Lou Cutell (October 6, 1930 – November 21, 2021) was an American actor, who was perhaps best known for his appearance as Amazing Larry in the 1985 film Pee-wee's Big Adventure.

Life and career 
Cutell was born in New York City to Sicilian parents. He moved with his family to Los Angeles, California, where he received a bachelor's degree at the University of California.

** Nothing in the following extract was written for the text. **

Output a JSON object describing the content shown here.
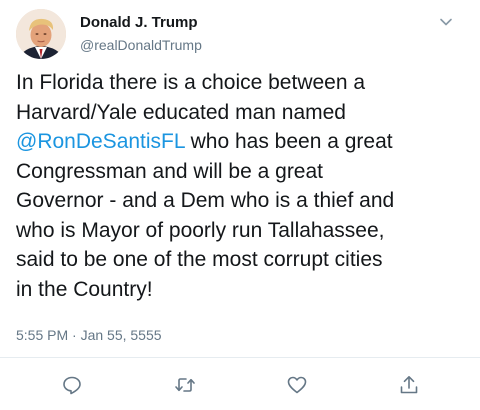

Cutell began his acting career in 1961, appearing in the Broadway play The Young Abe Lincoln in the role of William Berry

Cutell made his television debut in 1964, guest-starring in The Dick Van Dyke Show. 
 
From the 1970s to the 1990s Cutell appeared and guest-starred in numerous films and television programs including Seinfeld, The Love Boat, Honey, I Shrunk the Kids, Alice, The Bob Newhart Show, Rhinoceros, The World's Greatest Lover, The Wild Wild West, The Mary Tyler Moore Show (and its spin-off Lou Grant), Barney Miller, The Black Marble, The Odd Couple II, Pee-wee's Big Adventure, My Mom's a Werewolf and Bridget Loves Bernie.

In the 1990s Cutell scripted and appeared in the Broadway play The Sicilan Bachelor. In 2010, Cutell starred in the Broadway play Viagara Falls, which he co-wrote with Joao Machado.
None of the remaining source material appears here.